Non mi interessa sapere dove o cosa o con chi hai studiato.
Voglio sapere se puoi stare solo con te stesso, e se veramente ami la compagnia che tieni a te stesso nei momenti vuoti.
Scelte di vita – di Daniele Violi

La Vita di Irene e Sergio si era incrociata durante l’occupazione delle terre abbandonate di proprietà del marchese Del Grillo. Con altre compagne e altri compagni di avventura, erano riusciti a convincere coloro che erano meno convinti di raggiungere il loro obbiettivo, si erano resi disponibili non più di tanto a sopportare in continuità le aspirazioni di dividere una scelta di Vita nella natura, dopo aver studiato la materia in una facoltà molto movimentata dove pullulavano belle intelligenze destinate ad aprirsi alla vita e nel lavoro con interesse. Insomma le loro aspirazioni erano state raggiunte, la cooperativa agricola da qualche decennio dava soddisfazione e la vita all’interno si caratterizzava spesso per dibattiti per la conduzione e per lo scambio di opinioni sulla realtà di questa comunità. La loro unione aveva regalato due bambini: Davide e Demetrio. La Vita di coppia era scandita dalle stagioni, dalle attività e da serate davanti al fuoco. Quanti interrogativi si amplificavano davanti al focolare.
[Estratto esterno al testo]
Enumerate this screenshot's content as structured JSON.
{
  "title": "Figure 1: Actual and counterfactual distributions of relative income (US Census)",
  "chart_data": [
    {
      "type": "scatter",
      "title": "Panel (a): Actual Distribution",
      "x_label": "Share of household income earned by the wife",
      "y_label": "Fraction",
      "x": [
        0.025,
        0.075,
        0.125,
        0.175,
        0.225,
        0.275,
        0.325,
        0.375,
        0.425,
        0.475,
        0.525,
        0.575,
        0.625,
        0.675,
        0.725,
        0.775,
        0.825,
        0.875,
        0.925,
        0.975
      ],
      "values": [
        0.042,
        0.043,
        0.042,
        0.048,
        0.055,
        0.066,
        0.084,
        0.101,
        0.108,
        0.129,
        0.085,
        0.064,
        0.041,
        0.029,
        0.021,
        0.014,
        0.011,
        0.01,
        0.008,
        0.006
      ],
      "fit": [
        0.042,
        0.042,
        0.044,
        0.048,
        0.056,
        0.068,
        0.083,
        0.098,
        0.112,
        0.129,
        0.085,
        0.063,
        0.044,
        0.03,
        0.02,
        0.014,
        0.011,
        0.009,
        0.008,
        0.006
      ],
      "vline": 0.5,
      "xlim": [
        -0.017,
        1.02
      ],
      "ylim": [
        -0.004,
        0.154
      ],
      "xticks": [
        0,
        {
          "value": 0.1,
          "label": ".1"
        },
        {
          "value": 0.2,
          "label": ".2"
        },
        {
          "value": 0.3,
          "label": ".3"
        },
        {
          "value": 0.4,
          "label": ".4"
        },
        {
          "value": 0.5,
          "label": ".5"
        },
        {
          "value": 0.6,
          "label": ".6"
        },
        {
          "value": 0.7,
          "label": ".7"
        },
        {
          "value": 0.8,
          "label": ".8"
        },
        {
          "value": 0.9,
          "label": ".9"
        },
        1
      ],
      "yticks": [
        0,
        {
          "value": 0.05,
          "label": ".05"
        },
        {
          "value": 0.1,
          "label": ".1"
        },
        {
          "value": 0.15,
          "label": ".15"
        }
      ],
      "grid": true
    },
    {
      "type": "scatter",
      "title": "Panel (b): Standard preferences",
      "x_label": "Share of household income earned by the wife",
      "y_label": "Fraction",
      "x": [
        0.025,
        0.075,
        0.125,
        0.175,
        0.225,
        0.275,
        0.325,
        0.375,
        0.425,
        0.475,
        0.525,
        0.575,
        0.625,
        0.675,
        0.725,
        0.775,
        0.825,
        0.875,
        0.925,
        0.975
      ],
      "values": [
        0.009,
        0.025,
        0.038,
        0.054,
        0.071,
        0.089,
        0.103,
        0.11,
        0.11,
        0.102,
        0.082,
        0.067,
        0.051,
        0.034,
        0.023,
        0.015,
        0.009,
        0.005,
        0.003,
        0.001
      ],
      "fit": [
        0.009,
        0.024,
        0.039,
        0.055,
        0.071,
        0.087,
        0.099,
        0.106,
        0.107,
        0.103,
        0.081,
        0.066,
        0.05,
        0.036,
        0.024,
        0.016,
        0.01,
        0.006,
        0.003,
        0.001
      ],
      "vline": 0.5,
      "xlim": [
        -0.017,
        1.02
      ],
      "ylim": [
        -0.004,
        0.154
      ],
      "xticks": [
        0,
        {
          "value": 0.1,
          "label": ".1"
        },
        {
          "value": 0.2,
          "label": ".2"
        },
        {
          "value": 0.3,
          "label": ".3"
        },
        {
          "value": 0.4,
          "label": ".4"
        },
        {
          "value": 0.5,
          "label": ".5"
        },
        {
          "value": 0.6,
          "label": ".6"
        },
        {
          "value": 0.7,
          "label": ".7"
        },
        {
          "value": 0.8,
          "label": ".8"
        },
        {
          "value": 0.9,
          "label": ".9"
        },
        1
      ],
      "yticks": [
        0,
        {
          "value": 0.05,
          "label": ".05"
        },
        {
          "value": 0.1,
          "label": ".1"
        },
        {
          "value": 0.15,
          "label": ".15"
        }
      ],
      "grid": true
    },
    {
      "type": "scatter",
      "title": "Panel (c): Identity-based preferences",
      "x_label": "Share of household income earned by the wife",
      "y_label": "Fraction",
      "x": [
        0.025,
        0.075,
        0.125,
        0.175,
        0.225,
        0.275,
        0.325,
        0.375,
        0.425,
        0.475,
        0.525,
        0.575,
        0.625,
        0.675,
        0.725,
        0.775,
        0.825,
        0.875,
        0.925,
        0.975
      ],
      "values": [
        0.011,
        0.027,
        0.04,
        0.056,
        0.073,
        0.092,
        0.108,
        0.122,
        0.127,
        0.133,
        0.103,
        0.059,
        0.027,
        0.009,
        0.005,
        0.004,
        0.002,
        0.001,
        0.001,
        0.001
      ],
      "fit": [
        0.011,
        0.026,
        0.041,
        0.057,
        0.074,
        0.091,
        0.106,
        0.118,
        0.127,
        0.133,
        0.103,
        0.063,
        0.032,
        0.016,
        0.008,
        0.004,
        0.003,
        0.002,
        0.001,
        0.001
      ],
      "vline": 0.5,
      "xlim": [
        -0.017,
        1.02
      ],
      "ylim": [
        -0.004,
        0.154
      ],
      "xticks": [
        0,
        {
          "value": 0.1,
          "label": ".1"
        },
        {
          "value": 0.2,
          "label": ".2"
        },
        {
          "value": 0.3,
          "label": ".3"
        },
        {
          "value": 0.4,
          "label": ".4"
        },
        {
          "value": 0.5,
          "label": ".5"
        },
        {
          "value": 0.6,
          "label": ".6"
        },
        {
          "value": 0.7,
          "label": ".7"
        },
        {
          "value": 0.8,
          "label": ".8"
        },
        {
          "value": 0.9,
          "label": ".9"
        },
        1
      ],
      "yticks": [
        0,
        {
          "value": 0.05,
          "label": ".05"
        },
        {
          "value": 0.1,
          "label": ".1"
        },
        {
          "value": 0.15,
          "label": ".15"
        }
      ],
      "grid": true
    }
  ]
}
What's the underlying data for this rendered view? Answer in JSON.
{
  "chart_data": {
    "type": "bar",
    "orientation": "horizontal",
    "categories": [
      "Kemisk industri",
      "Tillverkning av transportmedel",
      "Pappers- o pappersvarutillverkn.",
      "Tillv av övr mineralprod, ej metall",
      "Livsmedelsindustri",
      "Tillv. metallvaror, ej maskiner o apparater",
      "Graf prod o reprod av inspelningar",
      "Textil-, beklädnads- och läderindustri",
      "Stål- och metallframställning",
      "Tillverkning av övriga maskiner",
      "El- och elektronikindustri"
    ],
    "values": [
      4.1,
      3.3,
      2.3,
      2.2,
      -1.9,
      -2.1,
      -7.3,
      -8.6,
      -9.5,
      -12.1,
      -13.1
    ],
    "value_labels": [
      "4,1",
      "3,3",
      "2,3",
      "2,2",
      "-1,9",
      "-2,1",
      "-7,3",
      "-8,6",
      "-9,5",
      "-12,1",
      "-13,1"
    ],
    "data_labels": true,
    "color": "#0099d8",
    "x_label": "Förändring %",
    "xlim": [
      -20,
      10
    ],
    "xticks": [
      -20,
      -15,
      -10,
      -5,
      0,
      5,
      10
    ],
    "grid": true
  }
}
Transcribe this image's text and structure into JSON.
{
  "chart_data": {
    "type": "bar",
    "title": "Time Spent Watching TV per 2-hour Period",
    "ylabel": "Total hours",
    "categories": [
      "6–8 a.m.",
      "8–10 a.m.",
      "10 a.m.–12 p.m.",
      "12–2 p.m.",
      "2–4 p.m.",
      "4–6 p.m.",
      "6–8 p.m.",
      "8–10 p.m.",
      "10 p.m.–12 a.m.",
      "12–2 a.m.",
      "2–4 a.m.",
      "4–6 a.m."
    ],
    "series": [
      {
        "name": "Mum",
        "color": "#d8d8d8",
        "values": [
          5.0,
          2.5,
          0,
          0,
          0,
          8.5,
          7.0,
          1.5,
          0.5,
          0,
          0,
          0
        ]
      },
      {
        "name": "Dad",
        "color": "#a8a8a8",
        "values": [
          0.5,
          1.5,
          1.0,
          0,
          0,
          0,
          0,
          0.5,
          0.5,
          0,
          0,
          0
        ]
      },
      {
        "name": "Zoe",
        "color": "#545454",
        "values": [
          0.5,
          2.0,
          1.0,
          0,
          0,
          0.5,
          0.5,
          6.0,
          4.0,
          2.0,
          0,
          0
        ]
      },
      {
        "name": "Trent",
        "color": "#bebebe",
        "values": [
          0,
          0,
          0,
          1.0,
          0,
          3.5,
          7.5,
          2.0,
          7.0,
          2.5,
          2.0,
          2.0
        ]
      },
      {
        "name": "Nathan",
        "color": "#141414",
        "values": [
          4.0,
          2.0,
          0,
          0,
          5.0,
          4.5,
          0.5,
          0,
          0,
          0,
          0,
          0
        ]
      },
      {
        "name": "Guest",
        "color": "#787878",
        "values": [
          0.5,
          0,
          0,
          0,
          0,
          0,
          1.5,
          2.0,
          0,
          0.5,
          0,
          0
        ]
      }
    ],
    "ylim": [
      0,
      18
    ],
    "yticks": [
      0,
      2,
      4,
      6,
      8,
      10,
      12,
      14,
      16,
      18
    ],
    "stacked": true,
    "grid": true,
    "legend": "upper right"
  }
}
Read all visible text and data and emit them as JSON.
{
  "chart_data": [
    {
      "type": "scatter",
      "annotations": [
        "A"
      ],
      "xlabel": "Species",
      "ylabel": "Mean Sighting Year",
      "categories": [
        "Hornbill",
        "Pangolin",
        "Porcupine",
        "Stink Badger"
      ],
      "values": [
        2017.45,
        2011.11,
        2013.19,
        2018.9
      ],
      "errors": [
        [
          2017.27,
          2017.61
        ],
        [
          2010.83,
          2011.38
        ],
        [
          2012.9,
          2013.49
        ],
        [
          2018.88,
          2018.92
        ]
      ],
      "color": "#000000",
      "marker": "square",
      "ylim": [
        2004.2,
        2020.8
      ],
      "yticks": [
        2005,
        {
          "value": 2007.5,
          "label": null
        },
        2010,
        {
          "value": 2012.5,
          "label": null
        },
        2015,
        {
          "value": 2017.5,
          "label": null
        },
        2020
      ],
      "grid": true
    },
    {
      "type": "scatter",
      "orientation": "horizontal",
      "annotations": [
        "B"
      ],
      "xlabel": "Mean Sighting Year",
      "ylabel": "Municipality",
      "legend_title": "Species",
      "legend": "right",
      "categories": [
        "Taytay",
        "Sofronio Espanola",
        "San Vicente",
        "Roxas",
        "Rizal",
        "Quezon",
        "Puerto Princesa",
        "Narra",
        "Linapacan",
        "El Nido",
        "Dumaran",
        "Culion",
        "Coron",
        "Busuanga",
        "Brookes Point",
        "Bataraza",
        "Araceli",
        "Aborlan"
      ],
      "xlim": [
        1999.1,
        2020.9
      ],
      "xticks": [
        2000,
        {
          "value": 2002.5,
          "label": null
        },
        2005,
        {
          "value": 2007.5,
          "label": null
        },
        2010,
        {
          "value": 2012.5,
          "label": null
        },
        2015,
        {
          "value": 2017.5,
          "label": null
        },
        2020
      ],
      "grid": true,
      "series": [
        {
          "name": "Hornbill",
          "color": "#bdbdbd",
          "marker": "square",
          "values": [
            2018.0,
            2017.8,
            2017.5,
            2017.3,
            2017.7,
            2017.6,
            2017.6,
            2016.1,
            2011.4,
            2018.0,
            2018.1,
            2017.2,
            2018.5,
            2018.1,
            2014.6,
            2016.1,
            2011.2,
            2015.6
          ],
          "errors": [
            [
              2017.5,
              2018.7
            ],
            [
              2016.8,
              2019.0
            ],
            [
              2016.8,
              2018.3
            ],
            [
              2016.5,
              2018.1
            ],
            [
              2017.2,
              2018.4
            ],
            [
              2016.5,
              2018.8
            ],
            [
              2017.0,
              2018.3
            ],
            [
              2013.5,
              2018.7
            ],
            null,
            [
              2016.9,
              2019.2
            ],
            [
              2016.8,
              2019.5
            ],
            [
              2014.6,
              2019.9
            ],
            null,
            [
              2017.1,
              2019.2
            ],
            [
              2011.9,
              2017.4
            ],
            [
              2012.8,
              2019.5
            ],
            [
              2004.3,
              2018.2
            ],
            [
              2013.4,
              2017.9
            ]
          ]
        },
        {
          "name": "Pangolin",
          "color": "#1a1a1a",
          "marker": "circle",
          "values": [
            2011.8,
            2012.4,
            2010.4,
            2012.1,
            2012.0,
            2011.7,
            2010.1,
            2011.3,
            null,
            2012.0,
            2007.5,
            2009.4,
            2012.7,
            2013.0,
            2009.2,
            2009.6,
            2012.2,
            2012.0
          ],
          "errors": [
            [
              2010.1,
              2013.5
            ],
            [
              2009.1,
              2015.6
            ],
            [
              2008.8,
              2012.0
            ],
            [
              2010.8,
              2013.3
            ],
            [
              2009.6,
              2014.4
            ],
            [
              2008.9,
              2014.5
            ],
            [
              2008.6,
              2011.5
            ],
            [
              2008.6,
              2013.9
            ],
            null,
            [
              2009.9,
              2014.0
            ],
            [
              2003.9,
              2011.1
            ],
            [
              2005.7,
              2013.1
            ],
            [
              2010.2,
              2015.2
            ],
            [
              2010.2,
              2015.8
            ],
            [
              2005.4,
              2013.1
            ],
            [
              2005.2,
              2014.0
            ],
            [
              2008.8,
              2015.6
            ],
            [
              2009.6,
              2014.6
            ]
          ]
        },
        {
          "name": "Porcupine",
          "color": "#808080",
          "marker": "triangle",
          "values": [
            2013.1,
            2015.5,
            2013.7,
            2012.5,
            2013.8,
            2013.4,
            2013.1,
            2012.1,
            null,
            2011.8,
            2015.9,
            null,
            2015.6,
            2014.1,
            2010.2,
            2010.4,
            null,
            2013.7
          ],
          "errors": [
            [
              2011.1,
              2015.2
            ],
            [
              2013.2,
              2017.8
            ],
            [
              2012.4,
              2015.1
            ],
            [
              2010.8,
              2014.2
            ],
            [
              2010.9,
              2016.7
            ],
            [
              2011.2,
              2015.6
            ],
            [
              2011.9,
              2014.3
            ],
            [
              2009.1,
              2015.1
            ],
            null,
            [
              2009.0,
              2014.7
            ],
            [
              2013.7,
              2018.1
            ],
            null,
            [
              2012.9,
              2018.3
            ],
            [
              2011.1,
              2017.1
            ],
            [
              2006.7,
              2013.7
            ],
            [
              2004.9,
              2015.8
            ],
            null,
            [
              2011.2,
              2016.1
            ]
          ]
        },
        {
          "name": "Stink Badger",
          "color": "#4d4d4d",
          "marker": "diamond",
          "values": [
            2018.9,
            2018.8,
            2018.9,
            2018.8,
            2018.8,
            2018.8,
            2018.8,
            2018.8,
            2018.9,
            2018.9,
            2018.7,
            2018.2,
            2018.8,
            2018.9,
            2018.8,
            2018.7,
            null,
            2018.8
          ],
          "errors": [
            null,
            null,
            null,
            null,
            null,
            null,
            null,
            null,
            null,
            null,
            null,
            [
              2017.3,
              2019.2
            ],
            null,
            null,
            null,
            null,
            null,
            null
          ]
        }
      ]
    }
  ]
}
La loro casa era come le altre frequentata continuamente da altre coppie che dividevano l’esperienza lavorativa. Tanti giovani che si appassionavano a quella scelta di vita, ospitavano in casa loro; eran ben accolti e negli scambi relazionali di lunghi momenti di confronto si avvertivano tutti i sentimenti forti che una scelta appassionata si porta dietro. Tanti sono gli interrogativi che si incrociano tra persone navigate su una scelta di vita diversa rispetto alla tendenza prevalente di svolgere un lavoro poco impegnativo. Molti giovani sono attratti da attività facili, la campagna resta un ambiente difficile e faticoso. Per Irene e Sergio erano argomenti che li appassionavano e li coinvolgevano, riscaldati davanti al focolare, dove anche il piacere della compagnia li faceva sentire meno soli e rafforzava le loro convinzioni. Questi i sentimenti e le storie che tornavano in mente. Il piacere di sentire la robustezza di avere fatto una scelta, Irene e Sergio sentivano di avere consolidato la loro unione di amore e di vita. Una vita desiderata con forza che li rendeva aperti a tutti gli orizzonti ed a affrontare tutti gli ostacoli e i sacrifici con il sorriso.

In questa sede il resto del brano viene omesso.